Review: This release, a collaboration between two of European techno's most experienced practitioners, starts on an unusual note. "Spiegelkabinett", with its jazzy licks and offbeat rhythm sounds like an electronic update of The Durutti Column or 80s funk act A Certain Ratio. It proves to be a temporary distraction though; the title track is a straight down the line techno track, led by heavy kicks, shaking percussion and hiccupping samples. "Stringer Bell", presumably named after the character in The Wire, is a tough, firing affair, led by ticking percussion, detuned tones and surging chords. Completing the release are the tranced out synths of the Petar Dundov-esque "Millipede".
Review: German producer Alexander Kowalski released his debut album, Echoes, ten years ago. Unlike most productions from that time, it has aged exceptionally well. The deep, dubby groove of "Oxygen" comes across like a cleaner, polished interpretation of Modern Love releases, while the ghoulish broken beats of "Patterns Of Hope" gives Blackest Ever Black's output a run for its money. Kowalski was always a master of the bass-heavy techno grooves and there is no shortage here, with the surging chords and dramatic strings of "Ratio" and "Hearing Is Believing" impressing. But it's the evergreen nature of these productions that is most remarkable and the driving "Debut" or the tracky "Sequential" are as powerful as any contemporary techno expression.

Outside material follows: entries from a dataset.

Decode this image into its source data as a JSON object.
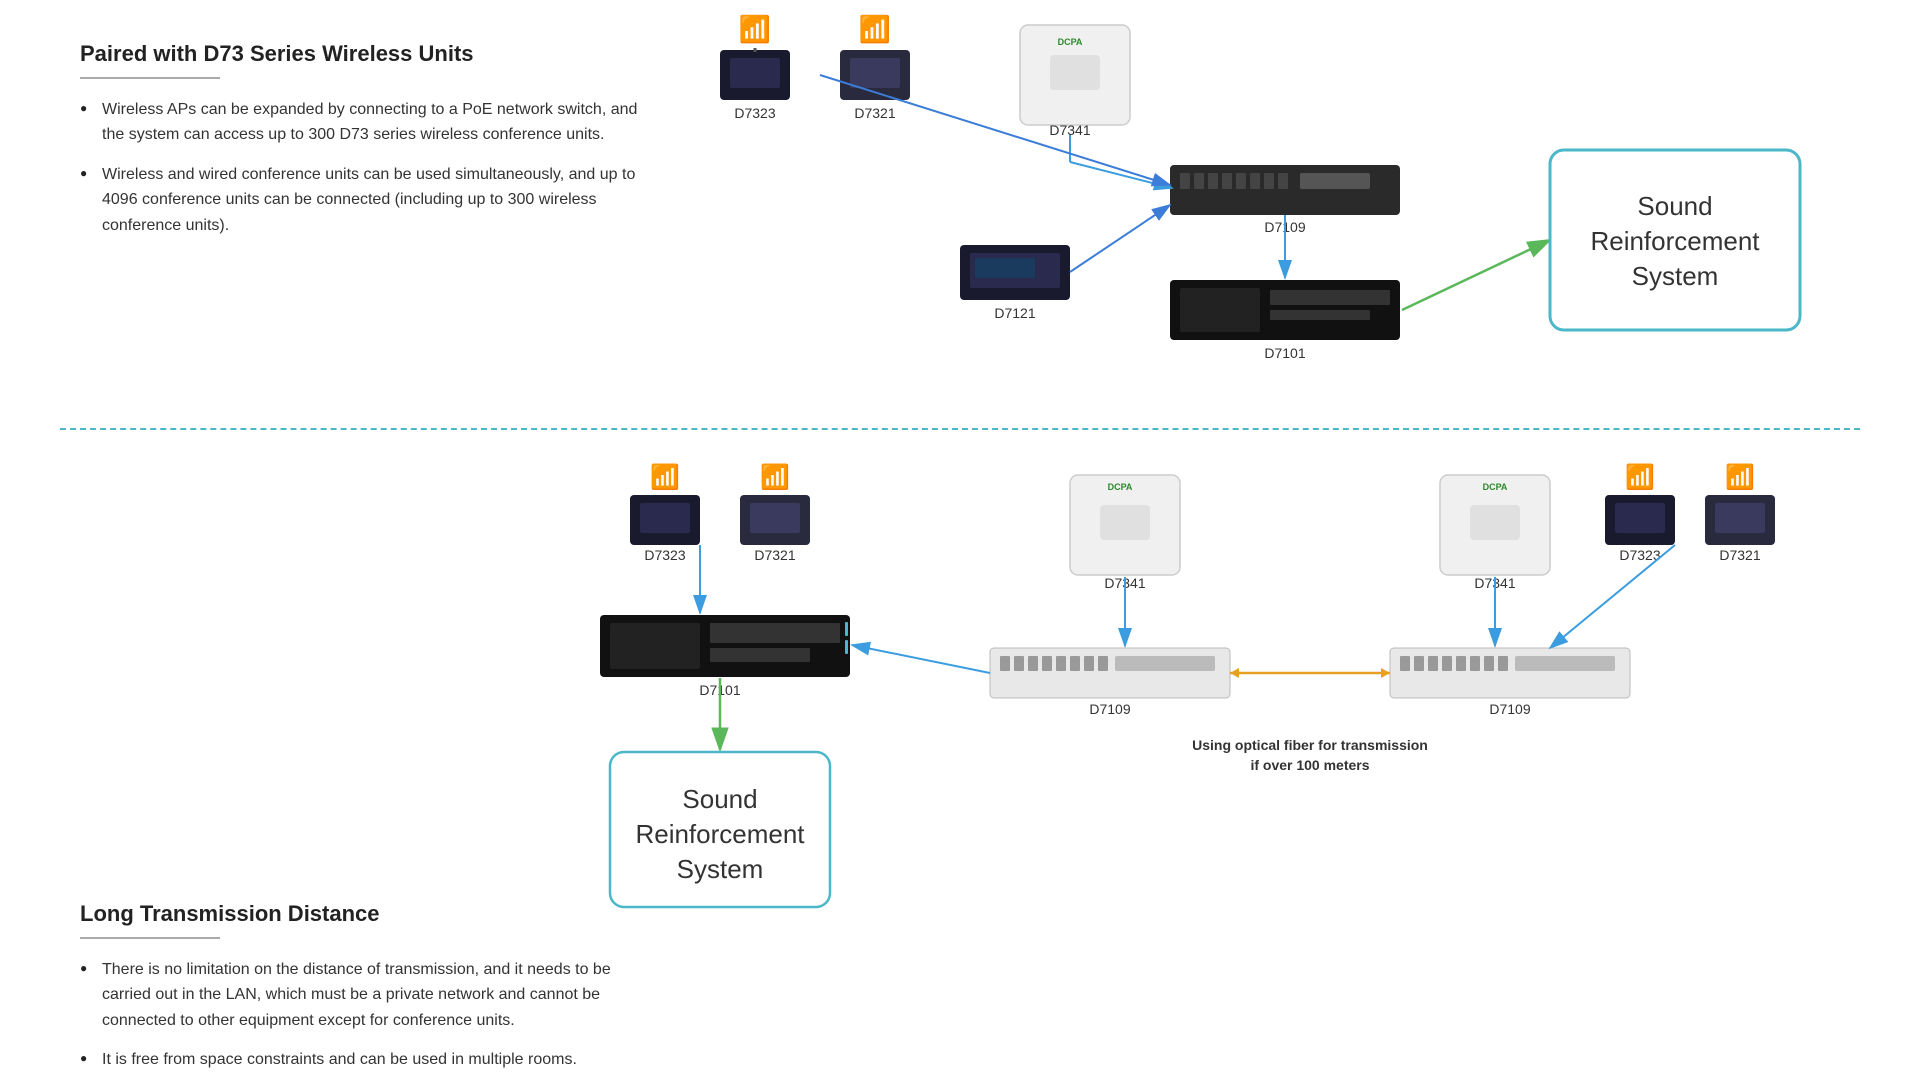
{
  "top": {
    "title": "Paired with D73 Series Wireless Units",
    "bullets": [
      "Wireless APs can be expanded by connecting to a PoE network switch, and the system can access up to 300 D73 series wireless conference units.",
      "Wireless and wired conference units can be used simultaneously, and up to 4096 conference units can be connected (including up to 300 wireless conference units)."
    ]
  },
  "bottom": {
    "title": "Long Transmission Distance",
    "bullets": [
      "There is no limitation on the distance of transmission, and it needs to be carried out in the LAN, which must be a private network and cannot be connected to other equipment except for conference units.",
      "It is free from space constraints and can be used in multiple rooms."
    ]
  },
  "devices": {
    "D7323": "D7323",
    "D7321": "D7321",
    "D7341": "D7341",
    "D7109": "D7109",
    "D7101": "D7101",
    "D7121": "D7121"
  },
  "sound_box_text": "Sound\nReinforcement\nSystem",
  "fiber_label": "Using optical fiber for transmission\nif over 100 meters",
  "colors": {
    "blue_arrow": "#3b7dd8",
    "green_arrow": "#5ab85a",
    "orange_line": "#e8a020",
    "teal_box": "#4ab8c8"
  }
}
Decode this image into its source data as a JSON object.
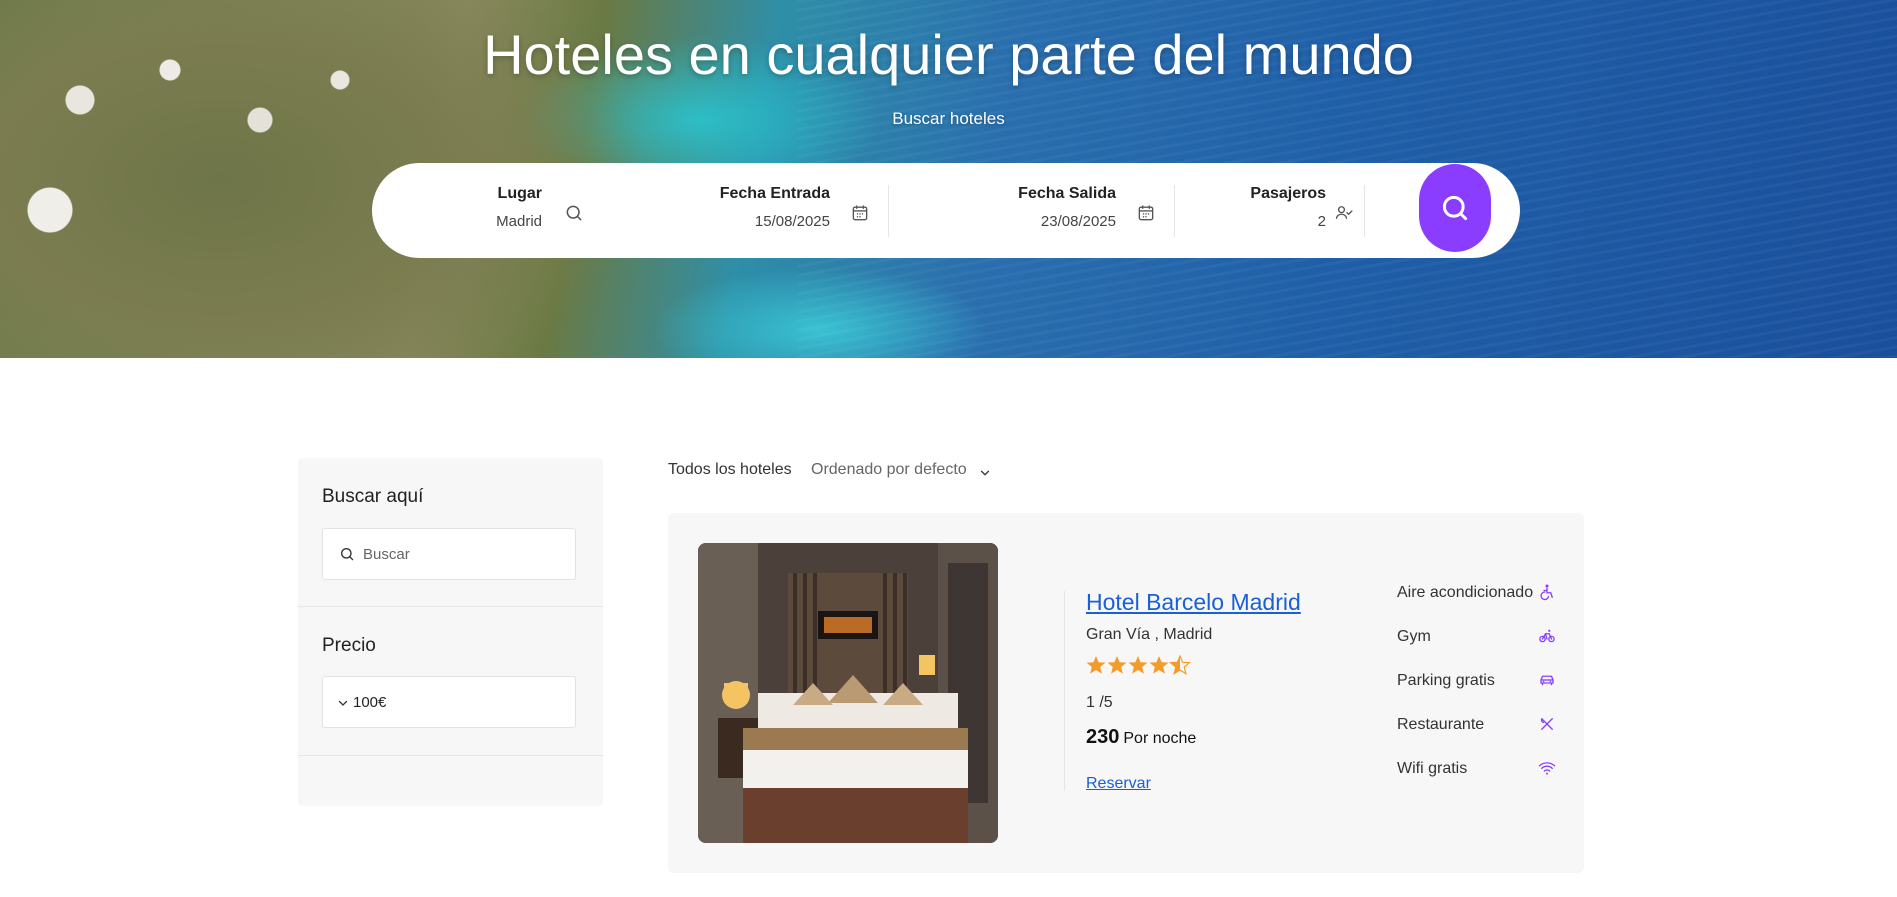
{
  "hero": {
    "title": "Hoteles en cualquier parte del mundo",
    "subtitle": "Buscar hoteles"
  },
  "search": {
    "place": {
      "label": "Lugar",
      "value": "Madrid",
      "icon": "search-icon"
    },
    "checkin": {
      "label": "Fecha Entrada",
      "value": "15/08/2025",
      "icon": "calendar-icon"
    },
    "checkout": {
      "label": "Fecha Salida",
      "value": "23/08/2025",
      "icon": "calendar-icon"
    },
    "guests": {
      "label": "Pasajeros",
      "value": "2",
      "icon": "user-check-icon"
    },
    "button_icon": "search-icon",
    "accent": "#8b3dff"
  },
  "sidebar": {
    "search_heading": "Buscar aquí",
    "search_placeholder": "Buscar",
    "price_heading": "Precio",
    "price_value": "100€"
  },
  "list": {
    "all_label": "Todos los hoteles",
    "sort_label": "Ordenado por defecto"
  },
  "hotel": {
    "name": "Hotel Barcelo Madrid",
    "location": "Gran Vía , Madrid",
    "stars": 4.5,
    "rating": "1 /5",
    "price": "230",
    "price_unit": "Por noche",
    "reserve_label": "Reservar",
    "star_color": "#f39c2c",
    "amenities": [
      {
        "label": "Aire acondicionado",
        "icon": "accessibility-icon"
      },
      {
        "label": "Gym",
        "icon": "bike-icon"
      },
      {
        "label": "Parking gratis",
        "icon": "car-icon"
      },
      {
        "label": "Restaurante",
        "icon": "utensils-icon"
      },
      {
        "label": "Wifi gratis",
        "icon": "wifi-icon"
      }
    ]
  }
}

Review: It's fair to say that the late 90s and early 00s techno scene belonged to Fabric Lig, Heiko Laux and the Kanzleramt label. It was during this period that all of these players were at the height of their creative powers, and this is evident on Lig's "Stones", which the German label originally put out back in 2003. However, while this re-release serves to underscore the timelessness of Lig's music, it also shines a light on Laux's remix skills. In its most extreme form, it finds its voice on the rough acid 'Obsidian' remix of "Black Stone". However, it' s on the "Hematite" and "Jet" versions that Laux impresses most, laying down spacey tones and rough kicks on the former and rolling drums and discordant riffs on the latter.
Review: German techno label Kanzleramt returns to one of its long serving sons, Switzerland's Diego Hostettler to re-release his 2002 hit, "Two Times High." His original combines the energetic and rough techno power of his early kanzleramt works with the deep melodic flavour of his "The Persuasion Channel" album. "Hi Jacker" continues down this energetic route with plenty of old school, jacking Chicago references in its groove and bassline. "Three Times High Pt 1" is also on there, pushing even more energy and pounding us to the next level with thunderous kicks and raging bass.